Bence emek ve çaba yok. Annem-babam, aile dostlarımız, akrabalarımız, çok uzun zamandır evliler… Onların sürdürülebilir bir ilişkide olmalarının sebebi birbirlerine karşı verdikleri emek, zor zamanlarında maddi-manevi yanlarında olmaları… Evlilikte söylenen hastalıkta sağlıkta, iyi günde kötü günde cümlelerinin çok hızlı geçildiğini düşünüyorum. Aslında çok kıymetli ve çok önemli bir şey. İlla evlenmek değil, ben hayatımdaki insanlara da bu cümleyle yaklaşıyorum. Benim her koşulda, beni de her koşulda sevebilecek gerçek bir ilişki arıyorum. Çevremde de kimsenin birbirine tahammülü kaldığını düşünmüyorum. Herkes birbirini değiştiriyor ya da değiştirmeye çalışıyor. Ben en azından kendimce kartlarımı açık oynamaya çalışıyorum ki 'Sen böyle dememiştin' gibi şeyler olmasın. Sonra söylerim, biraz daha ilişkimiz otursun söylerim, bana aşık olsun söylerim gibi şeyleri sevmiyorum.
Stratejilerin yok yani…
Strateji benlik değil çünkü unuturum onu da. Ben stratejik bir kız değilim. Ben bir mekana da bazen gerçekten eşofmanla da gidebiliyorum. O yüzden zaten strateji yapmadığım için karşımdaki insan beni zaten öyle beğenip, iletişime geçiyorsa zaten bu konularda stratejik olmadığımı anlayabilir. Ya da kimsenin parasına, mal varlığına bakmıyorum. Benim sorduğum sorular sigortan var mı ya da araban ne değil (gülüyor).
JOHNNY DEPP'E ZAAFIM VAR
Çocukken hayranı olduğun bir ünlü var mıydı?

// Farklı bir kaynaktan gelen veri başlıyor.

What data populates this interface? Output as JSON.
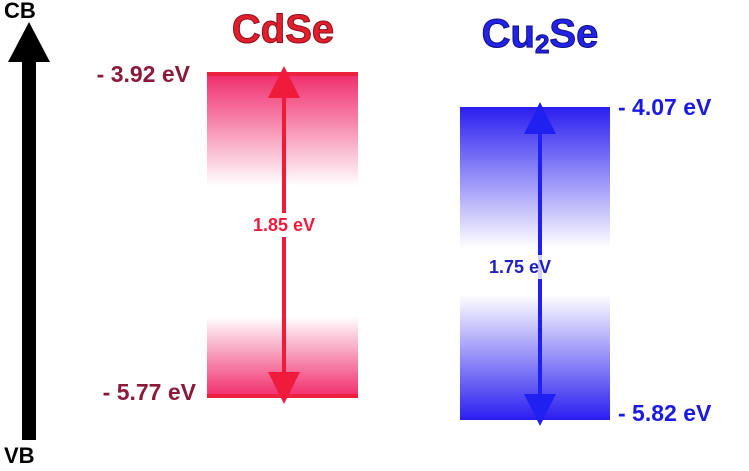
{
  "axis": {
    "top": "CB",
    "bottom": "VB"
  },
  "materials": [
    {
      "name": "CdSe",
      "cb": "- 3.92 eV",
      "vb": "- 5.77 eV",
      "gap": "1.85 eV"
    },
    {
      "name": "Cu",
      "subscript": "2",
      "name_suffix": "Se",
      "cb": "- 4.07 eV",
      "vb": "- 5.82 eV",
      "gap": "1.75 eV"
    }
  ]
}
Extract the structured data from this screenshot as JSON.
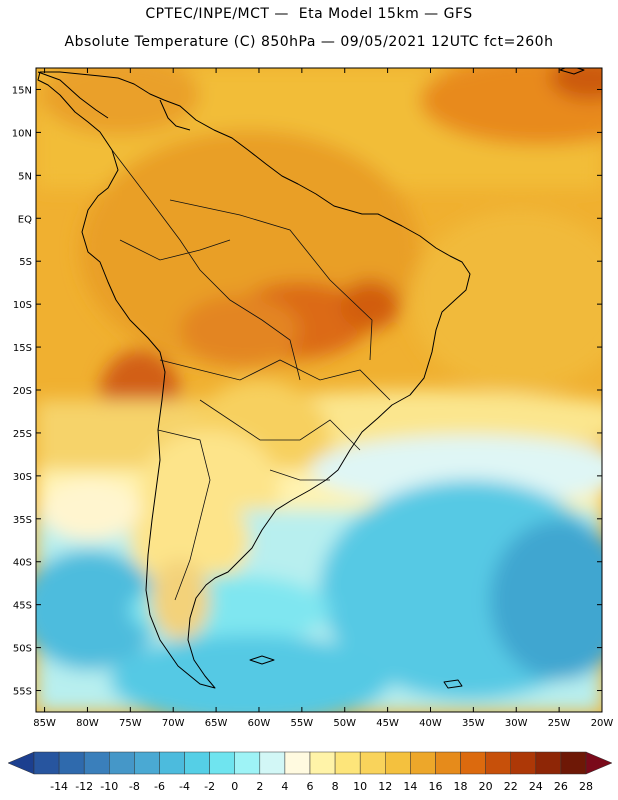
{
  "header": {
    "line1": "CPTEC/INPE/MCT —  Eta Model 15km — GFS",
    "line2": "Absolute Temperature (C) 850hPa — 09/05/2021 12UTC fct=260h"
  },
  "map": {
    "lat_labels": [
      "15N",
      "10N",
      "5N",
      "EQ",
      "5S",
      "10S",
      "15S",
      "20S",
      "25S",
      "30S",
      "35S",
      "40S",
      "45S",
      "50S",
      "55S"
    ],
    "lon_labels": [
      "85W",
      "80W",
      "75W",
      "70W",
      "65W",
      "60W",
      "55W",
      "50W",
      "45W",
      "40W",
      "35W",
      "30W",
      "25W",
      "20W"
    ],
    "lat_range": [
      17.5,
      -57.5
    ],
    "lon_range": [
      -86,
      -20
    ]
  },
  "legend": {
    "labels": [
      "-14",
      "-12",
      "-10",
      "-8",
      "-6",
      "-4",
      "-2",
      "0",
      "2",
      "4",
      "6",
      "8",
      "10",
      "12",
      "14",
      "16",
      "18",
      "20",
      "22",
      "24",
      "26",
      "28"
    ],
    "colors": [
      "#1c3f8f",
      "#27559f",
      "#2f6aad",
      "#3a7fbb",
      "#4597c8",
      "#4aa9d3",
      "#4cbbdd",
      "#55cfe6",
      "#6fe4ef",
      "#9ef3f6",
      "#d2f7f6",
      "#fffae0",
      "#fff3a8",
      "#fde57a",
      "#f9d35b",
      "#f4c13e",
      "#eda72a",
      "#e68b1b",
      "#dc6a0e",
      "#c7500a",
      "#ad3807",
      "#8e2606",
      "#6e1806",
      "#7a0a1a"
    ]
  }
}
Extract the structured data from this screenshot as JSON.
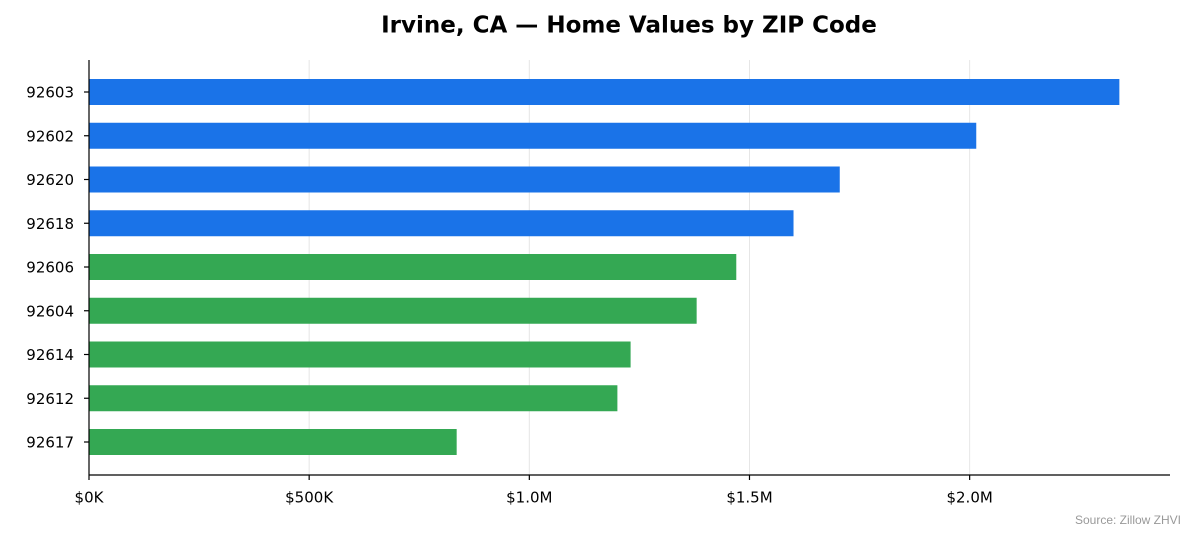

Var, hep var, Johnny Depp… Bunu yakın çevremdeki herkes bilir. 10 Haziran'da İstanbul'a gelecek bir etkinlik için, ben de 10 Haziran'ımı şimdiden kapattım. Belki orada karşılaşabiliriz. Çocukluğumda 'Makas Eller'le başlayan bir aşkım olmuştu. O yüzden de zaafım var ona karşı diyebiliriz.